Accordingly, I found seven small stones and made them into a heap and said over them: "Behold, it is written, 'I say unto you, that God is able of these stones to raise up children." Then I prayed, and when I had finished, I said, "Be these stones witnesses that I say the words of the Lord: 'Whatsoever things ye desire, when ye pray, believe that ye receive them, and ye shall have them.' As long as these stones are upon earth, they shall be witnesses that I pray believing. I shall yet have a son. Amen."

The entry in my journal shows that I did this on September 9th, 1955. For several days nothing happened but the stones were hidden in my room and occasionally I looked at them.

Then on October 4th, 1955, on the anniversary of my vision of Christ, these words came to me: "He maketh the barren woman to keep house, and to be a joyful mother of children. . . .For the Lord of Hosts hath purposed and who shall disannul it? And his hand is stretched out, and who shall turn it back? For I know the thoughts that I think toward you, saith the Lord, thoughts of peace, and not of evil, to give you an expected end. . .For he said, I have no son to keep my name in remembrance."

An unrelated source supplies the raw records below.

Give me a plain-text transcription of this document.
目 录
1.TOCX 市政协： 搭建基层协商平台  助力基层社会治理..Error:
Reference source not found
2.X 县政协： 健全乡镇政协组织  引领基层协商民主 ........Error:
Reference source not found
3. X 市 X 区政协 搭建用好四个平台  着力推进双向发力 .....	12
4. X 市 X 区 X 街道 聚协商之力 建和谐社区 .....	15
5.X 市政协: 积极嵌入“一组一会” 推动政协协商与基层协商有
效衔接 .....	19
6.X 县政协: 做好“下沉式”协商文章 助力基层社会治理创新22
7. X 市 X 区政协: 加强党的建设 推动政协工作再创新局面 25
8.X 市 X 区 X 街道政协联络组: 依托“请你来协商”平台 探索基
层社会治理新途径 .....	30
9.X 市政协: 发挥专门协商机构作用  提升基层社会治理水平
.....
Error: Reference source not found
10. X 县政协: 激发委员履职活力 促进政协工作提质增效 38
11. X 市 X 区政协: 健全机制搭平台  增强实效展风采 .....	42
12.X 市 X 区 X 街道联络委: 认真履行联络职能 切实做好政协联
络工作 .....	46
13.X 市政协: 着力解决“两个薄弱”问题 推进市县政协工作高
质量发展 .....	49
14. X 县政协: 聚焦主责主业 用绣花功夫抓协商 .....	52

It is all recorded in my journal.

Our doctor estimates that my wife conceived our son on the sixth of October. Before he was born I named him Michael Stephen---Michael, which means. "Who is like unto God?" and Stephen, "A Crown" for he is the crown of triumphant faith for me.

Soon after my wife and I knew we were to have another child. I was promised that hail should fall on the day of his birth, so that I might know that God gave him to us in an answer to prayer, that his conception was not by chance.

Michael Stephen was born on June 19, 1956. As my wife lay in labor, the sky turned an angry yellow, the air became icy. No hail fell in Camden but it lashed nearby communities. When my sister-in-law visited us from North Carolina she said that it hailed there on the 19th. When my mother arrived from West Virginia she complained of the bitter cold that had accompanied the great hailstorm that fell upon our ancestral home, Gandeeville, on the 19th of June. After I had seen my son the chilly wind seemed to blow from God, saying, "Henceforth call your stones stones of testimony!"

So I testify:

The Lord of Hosts is a loving God. He sent his son for the redemption of the world. He was crucified dead and buried. The third day he arose again from the dead. I know. I have seen him!